The Walt Disney Company was brutalized by the coronavirus pandemic, which shuttered its parks and delayed its films, resulting in losses and nearly halving its revenues during its most recent fiscal quarter.
Revenues fell 40% to $11.7 billion, while diluted earnings per share for the quarter decreased 94% to 8 cents, falling from a gain of $1.34 in the prior-year period. Wall Street had projected revenues of $12.39 billion on adjusted losses per share of 63 cents. The collapse of the theme park business was largely to blame, resulting in a $3.5 billion hit.
The rough financial report happened to coincide with one of the most challenging periods in the entertainment giant’s decades-long history. Few media companies have been as hard hit by COVID-19 as Disney, which relies heavily on live events and experiences to pad its bottom line.
The coronavirus pandemic has brought Disney’s theatrical film business to a standstill. Upcoming blockbusters such as “Black Widow” and “Mulan” have been pushed back by months and may not hit theaters until after the virus dies down. The company has begun slowly reopening its parks in Florida, Paris, and Tokyo, although social-distancing requirements has limited the number of guests. Its Disneyland Park in California remains closed.
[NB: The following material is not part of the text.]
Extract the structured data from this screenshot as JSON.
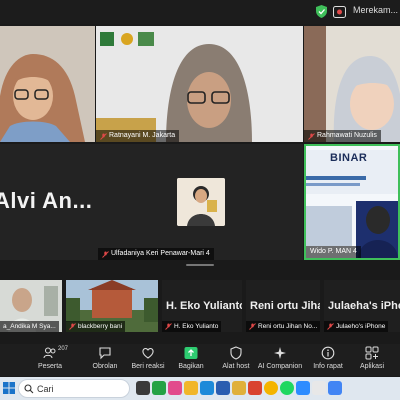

Those aren’t the only drags on Disney’s core businesses. Film and television production has been shut down, forcing several of its shows and movies to be postponed. Moreover, sports teams have only just started to play again, depriving ESPN of core programming and leading to a drop in advertising.
Disney Plus, the streaming service the company launched in November, has been one bright spot. A filmed version of “Hamilton” led to a spike in subscribers when it premiered in July. The company touted its 57.5 million subscribers.